2) CONGRATULATIONS! You are finished with Lab #3 and are one step closer to becoming a computer engineer.
NOTES
–Advance work on this lab, and all labs, is strongly suggested.
–Be sure to read and follow the Policies for CS223 labs, posted in Moodle.
LAB POLICIES

1. There are three computers in each row in the lab. Don’t use middle computers, unless you are allowed by lab supervisor.
2. You borrow a Lab-board containing the development board, connectors, etc. in the beginning. The lab supervisor takes your signature. When you are done, return it to her, otherwise you will be responsible and lose points.
3. Each Lab-board has a number. You must always use the same trainer board pack throughout the semester.
4. You must be in the lab, working on the lab, from the time lab starts until you finish and leave. (Bathroom and snack breaks are the exception to this rule). Absence from the lab, at any time, is counted as absence from the whole lab that day.
5. No cell phone usage during lab. Tell friends not to call during the lab hours–you are busy learning how digital circuits work !.

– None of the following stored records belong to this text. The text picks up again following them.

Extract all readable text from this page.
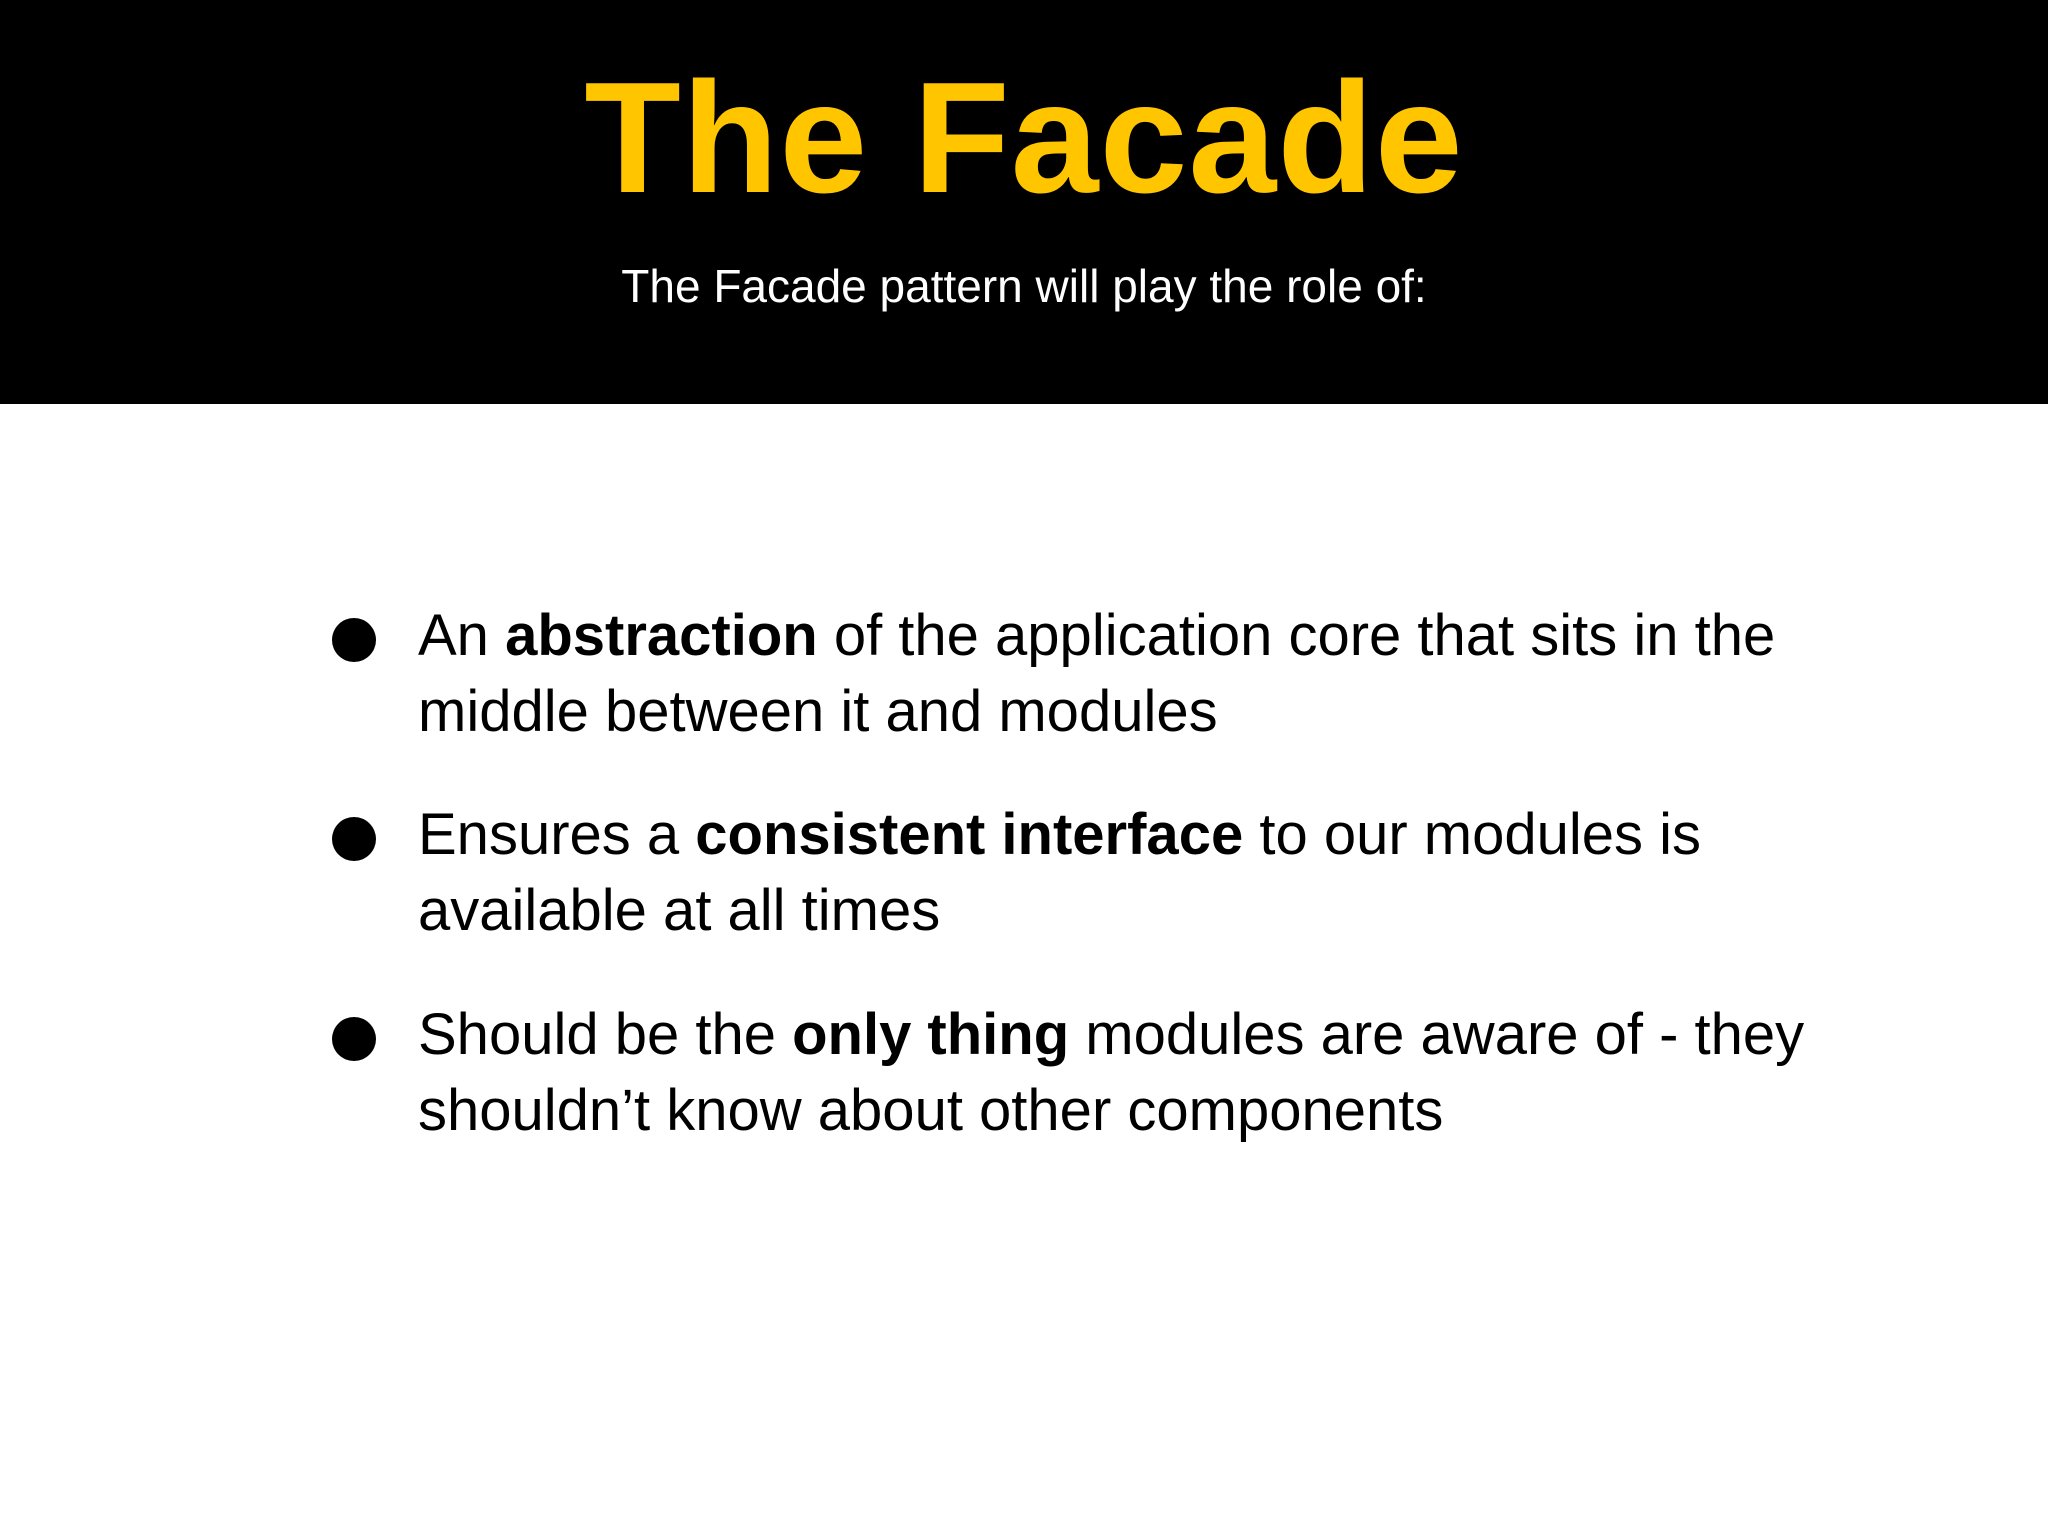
The Facade

The Facade pattern will play the role of:

An abstraction of the application core that sits in the middle between it and modules

Ensures a consistent interface to our modules is available at all times

Should be the only thing modules are aware of - they shouldn’t know about other components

6. Internet usage is permitted only to lab-related technical sites. No Facebook, Twitter, email, news, video games, etc–you are busy learning how digital circuits work !.
7. If you come to lab later than 20 minutes, you will loose that session completely.
8. When you are done, DO NOT return IC parts into the IC boxes, where you’ve taken them first. Just put them inside your Lab-board box. Lab coordinator will check and return them later.